A música é uma língua que nunca morre. Quem sabe ler uma partitura, sabe lê-la quer tinha sido escrita há dois dias ou há 500 anos. Não só a sua forma é universal, como também o seu conteúdo. A música fala de emoções transversais à humanidade: amor, esperança, alegria, dor, tristeza. É possível ouvir uma canção num idioma desconhecido e, ainda assim, intuir o tema. Por muito que não se perceba a letra, ninguém confunde uma música sobre coragem e triunfo com uma outra sobre amor e perda.
A universalidade, a imanência e a transcendência são dimensões indissociáveis da experiência do ser humano com a música. E são essas dimensões que vão ser celebradas na 33ª edição da Temporada Música em São Roque, uma iniciativa da Santa Casa da Misericórdia de Lisboa (SCML). O programa decorre entre 15 de Outubro e 12 de Novembro, na Igreja de São Roque e na Capela do Instituto de São Pedro de Alcântara.

Considerada uma das melhores e mais antigas temporadas de música de Lisboa, o seu programa inclui, anualmente, algumas das orquestras e coros mais importantes do panorama de música clássica portuguesa. Este ano apresenta obras esquecidas em arquivos nacionais e agora, séculos depois, recuperadas e trazidas para o público. É disso exemplo a estreia de seis motetes de Frei Manuel Cardoso – um dos mestres da polifonia portuguesa – durante o concerto Imanência e Transcendência. Mas antes a temporada abre com o coro da Gulbenkian, num concerto intitulado Luz e Sombra, que oferece uma viagem por músicas para vozes femininas, desde a Idade Média até à atualidade. Outra opção recai sobre Cambarito, um concerto onde serão interpretados vilancicos ouvidos pela primeira vez desde o século XVI. E não é por acaso que desapareceram do panorama musical: foram proibidos em 1723 por D. João V – o lado mais popular destas músicas, que fundiam política, devoção e comédia, parece não ter impressionado o monarca. Como não podia deixar de ser, haverá oportunidade para refletir sobre a pandemia com o concerto In Diae Tribulationis, dedicado à música em tempos de peste e às relações históricas entre o covid e o surto de peste em Lisboa em 1570.

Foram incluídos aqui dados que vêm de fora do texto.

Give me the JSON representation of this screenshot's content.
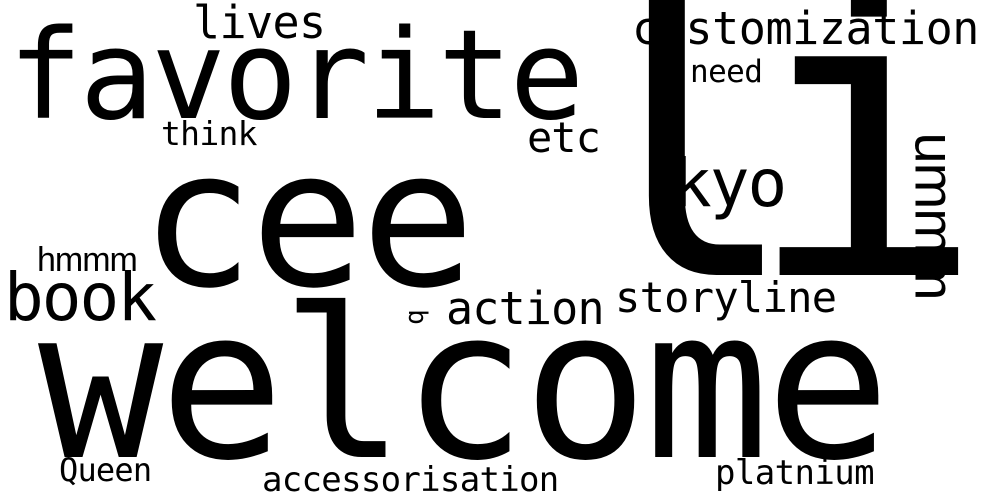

Ao todo são dez concertos que decorrem sempre à sexta, ao sábado ou ao domingo e, como os bilhetes são gratuitos – mais uma iniciativa da SCML para apoiar e difundir a cultura –, não há razão para que não se faça a temporada de uma ponta à outra. Para quem não puder estar presente, haverá transmissões online, e um ciclo de sessões de formação para públicos, via streaming, intitulado Ouvidos Para a Música, com Martim Sousa Tavares, com 20 episódios de 10 minutos cada. Os bilhetes, limitados às lotações, podem ser levantados no Museu de São Roque.